Published Mar 12, 2015
Cronin
22 Posts
Greetings Everyone,
I am currently in the process of completing the prerequisites for my school's ASN program. Recently, I found out that I will have an entire extra year prior to the program where I will have no prerequisite obligations (I will have finished them). My question for you is, do you think I should use this time to learn a second language or get experience working as a CNA? By the way, I live in California so Spanish would help a great deal.
BrandonLPN, LPN
3,358 Posts
Could you do both?
If you can only do one, I'd say get the CNA experience.
brownbook
3,413 Posts
I vote for the CNA experience. It is so hard to learn a new language as an adult. Maybe if you had the opportunity to live in a Spanish speaking country for a year and could REALLY become fluent that would be as good as CNA experience. Hospitals require you to pass their foreign language fluency test for you to be "certified" as bilingual. However it is good to speak Spanish, there is still a lot you can do as a Spanish speaker even if you can't become certified.

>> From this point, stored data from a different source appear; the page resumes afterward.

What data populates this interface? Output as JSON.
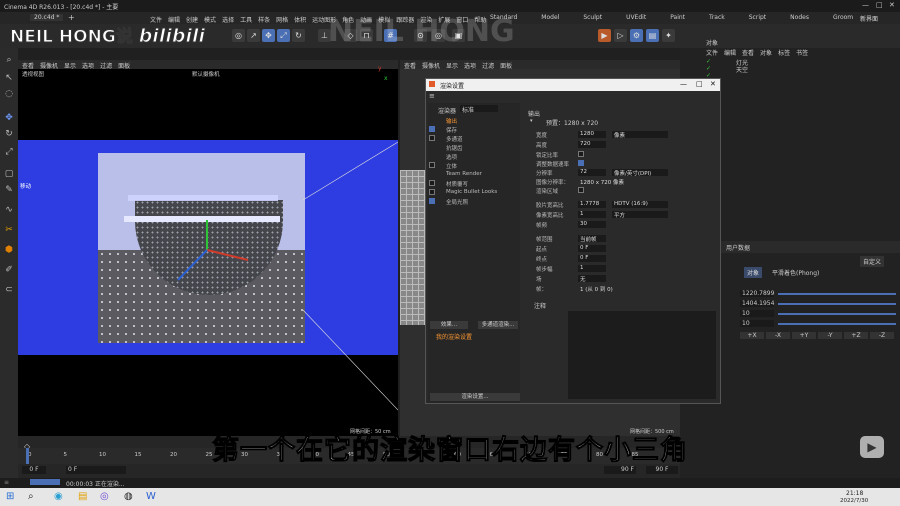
{
  "app": {
    "title": "Cinema 4D R26.013 - [20.c4d *] - 主要",
    "tab": "20.c4d *",
    "add_tab": "+"
  },
  "menu": [
    "文件",
    "编辑",
    "创建",
    "模式",
    "选择",
    "工具",
    "样条",
    "网格",
    "体积",
    "运动图形",
    "角色",
    "动画",
    "模拟",
    "跟踪器",
    "渲染",
    "扩展",
    "窗口",
    "帮助"
  ],
  "layouts": [
    "Standard",
    "Model",
    "Sculpt",
    "UVEdit",
    "Paint",
    "Track",
    "Script",
    "Nodes",
    "Groom"
  ],
  "new_layout": "新界面",
  "watermark": "NEIL HONG说",
  "brand_mark": "bilibili",
  "bg_watermark": "NEIL HONG",
  "viewport": {
    "menus": [
      "查看",
      "摄像机",
      "显示",
      "选项",
      "过滤",
      "面板"
    ],
    "name": "透视视图",
    "camera": "默认摄像机",
    "grid_left": "网格间距：50 cm",
    "grid_right": "网格间距：500 cm",
    "move_label": "移动"
  },
  "viewport2": {
    "menus": [
      "查看",
      "摄像机",
      "显示",
      "选项",
      "过滤",
      "面板"
    ]
  },
  "objects": {
    "menus": [
      "文件",
      "编辑",
      "查看",
      "对象",
      "标签",
      "书签"
    ],
    "items": [
      "灯光",
      "天空",
      "",
      "",
      "",
      ""
    ],
    "header": "对象"
  },
  "attributes": {
    "header": "属性",
    "mode": "模式",
    "edit": "编辑",
    "user": "用户数据",
    "tab_obj": "对象",
    "phong": "平滑着色(Phong)",
    "custom": "自定义",
    "fields": [
      {
        "value": "1220.7899"
      },
      {
        "value": "1404.1954"
      },
      {
        "value": "10"
      },
      {
        "value": "10"
      }
    ],
    "axes": [
      "+X",
      "-X",
      "+Y",
      "-Y",
      "+Z",
      "-Z"
    ]
  },
  "dialog": {
    "title": "渲染设置",
    "controls": [
      "—",
      "□",
      "✕"
    ],
    "renderer_label": "渲染器",
    "renderer_value": "标准",
    "nav": [
      {
        "label": "输出",
        "checked": null,
        "selected": true
      },
      {
        "label": "保存",
        "checked": true,
        "selected": false
      },
      {
        "label": "多通道",
        "checked": false,
        "selected": false
      },
      {
        "label": "抗锯齿",
        "checked": null,
        "selected": false
      },
      {
        "label": "选项",
        "checked": null,
        "selected": false
      },
      {
        "label": "立体",
        "checked": false,
        "selected": false
      },
      {
        "label": "Team Render",
        "checked": null,
        "selected": false
      },
      {
        "label": "材质覆写",
        "checked": false,
        "selected": false
      },
      {
        "label": "Magic Bullet Looks",
        "checked": false,
        "selected": false
      },
      {
        "label": "全局光照",
        "checked": true,
        "selected": false
      }
    ],
    "effect_btn": "效果...",
    "multi_btn": "多通道渲染...",
    "my_settings": "我的渲染设置",
    "settings_btn": "渲染设置...",
    "section": "输出",
    "preset": "预置：1280 x 720",
    "rows": [
      {
        "label": "宽度",
        "value": "1280",
        "drop": "像素"
      },
      {
        "label": "高度",
        "value": "720",
        "drop": ""
      },
      {
        "label": "锁定比率",
        "value": "",
        "drop": ""
      },
      {
        "label": "调整数据速率",
        "value": "",
        "drop": ""
      },
      {
        "label": "分辨率",
        "value": "72",
        "drop": "像素/英寸(DPI)"
      },
      {
        "label": "图像分辨率：",
        "value": "1280 x 720 像素",
        "drop": ""
      },
      {
        "label": "渲染区域",
        "value": "",
        "drop": ""
      },
      {
        "label": "胶片宽高比",
        "value": "1.7778",
        "drop": "HDTV (16:9)"
      },
      {
        "label": "像素宽高比",
        "value": "1",
        "drop": "平方"
      },
      {
        "label": "帧频",
        "value": "30",
        "drop": ""
      },
      {
        "label": "帧范围",
        "value": "当前帧",
        "drop": ""
      },
      {
        "label": "起点",
        "value": "0 F",
        "drop": ""
      },
      {
        "label": "终点",
        "value": "0 F",
        "drop": ""
      },
      {
        "label": "帧步幅",
        "value": "1",
        "drop": ""
      },
      {
        "label": "场",
        "value": "无",
        "drop": ""
      },
      {
        "label": "帧：",
        "value": "1 (从 0 到 0)",
        "drop": ""
      }
    ],
    "notes_label": "注释"
  },
  "timeline": {
    "ticks": [
      "0",
      "5",
      "10",
      "15",
      "20",
      "25",
      "30",
      "35",
      "40",
      "45",
      "50",
      "55",
      "60",
      "65",
      "70",
      "75",
      "80",
      "85",
      "90"
    ],
    "start": "0 F",
    "cur": "0 F",
    "end": "90 F",
    "end2": "90 F"
  },
  "status": {
    "text": "00:00:03 正在渲染..."
  },
  "taskbar": {
    "time": "21:18",
    "date": "2022/7/30"
  },
  "subtitle": "第一个在它的渲染窗口右边有个小三角",
  "colors": {
    "accent": "#4a6fb5",
    "selected": "#ff9933",
    "viewport_bg": "#2e3de2"
  }
}
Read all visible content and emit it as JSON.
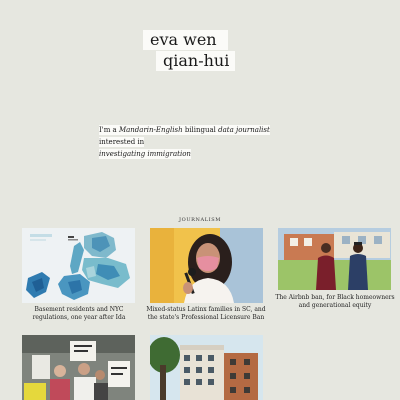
{
  "header": {
    "name_line1": "eva wen",
    "name_line2": "qian-hui"
  },
  "bio": {
    "part1": "I'm a ",
    "em1": "Mandarin-English",
    "part2": " bilingual ",
    "em2": "data journalist",
    "part3": " interested in",
    "em3": "investigating immigration"
  },
  "section": {
    "label": "JOURNALISM"
  },
  "articles": [
    {
      "caption": "Basement residents and NYC regulations, one year after Ida"
    },
    {
      "caption": "Mixed-status Latinx families in SC, and the state's Professional Licensure Ban"
    },
    {
      "caption": "The Airbnb ban, for Black homeowners and generational equity"
    },
    {
      "caption": ""
    },
    {
      "caption": ""
    }
  ]
}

I'd say go for CNA experience and take on-line, or a few hours a week, Spanish classes. My Spanish (I never was good enough to be certified) really improved when I made the effort to use it on the job. I took home routine assessment forms (this was pre computers) and wrote out all the questions in Spanish. My Spanish speaking co-workers really appreciated my effort and helped me. Spanish speaking patients really appreciated my effort also. I learned to say....my Spanish isn't very good, please speak slowly, and of course called a bilingual worker for important, urgent, vital, questions or clarifications.